I read the following problem from exercise sets of Greub's Multilinear Algebra, Chapter I, Sec. 1
Let $E$, $E^*$ be a pair of dual spaces and assume that $\mathit{\Phi}:E^{*}\times E\to\Gamma$ is a bilinear function such that $$ \mathit{\Phi}(\tau^{*-1}x^{*},\tau x)=\mathit{\Phi}(x^{*},x) $$ for every pair of dual automorphisms. Prove that $\mathit{\Phi}(x^{*},x)=\lambda\langle x^{*},x\rangle$ where $\lambda$ is a scalar.
by my understanding, the pair of dual automorphisms refer to $\tau^{*}:E^*\to E^*$ and $\tau:E\to E$, hence the assumption on the bilinear function is equivalent to $$ \mathit{\Phi}(\tau^{*}x^{*},x)=\mathit{\Phi}(x^{*},\tau x)\quad\forall\tau,\tau^* $$ which is very similar to the definition of $\tau^*$ (the dual mapping) from $\tau$ via non-degenerate bilinear form. Note the author use $\langle\cdot,\cdot\rangle$ to denote a non-degenerate bilinear function (in his linear algebra book).

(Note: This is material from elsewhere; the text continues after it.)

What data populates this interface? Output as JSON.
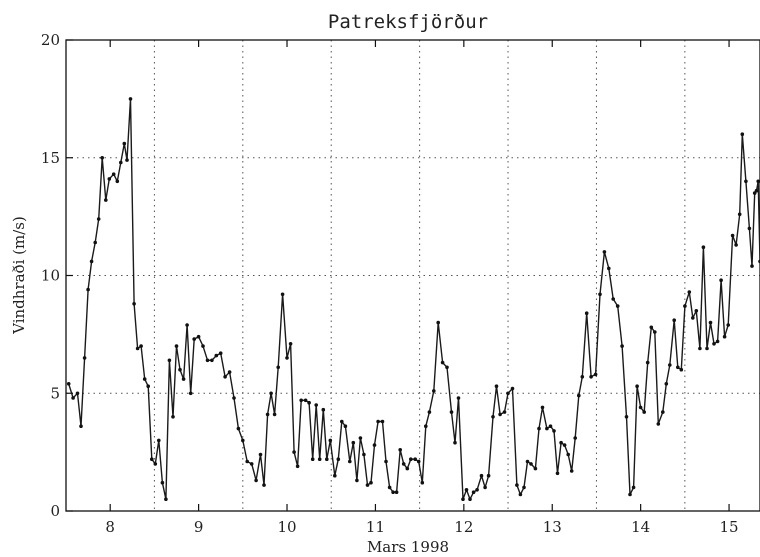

Here is my question, I thought this exercise provides another characterization of non-degenerate bilinear forms up to a constant multiplication via exhausting every (dual) mappings, but it seems totally all right if I set $\mathit{\Phi}(x^*,x)=0$ $\forall x^*,x$.
How to understand this exercise correctly?
In coordinate space (after assigning basis and its dual basis to $E,E^*$), $\Phi$ can be thought of as a matrix $B$, $\tau$ an invertible matrix $A$, and $\tau^*$ the matrix $A^T$. The given condition is equivalent to: $$ A^{-1}BA=B, \forall A\quad\text{ or }\quad AB=BA, \forall A $$ Obviously $B$ has to be the scalar multiple of identity matrix, which is the dual pairing $\langle,\rangle$ under a set of basis for $E$ and its dual basis for $E^*$.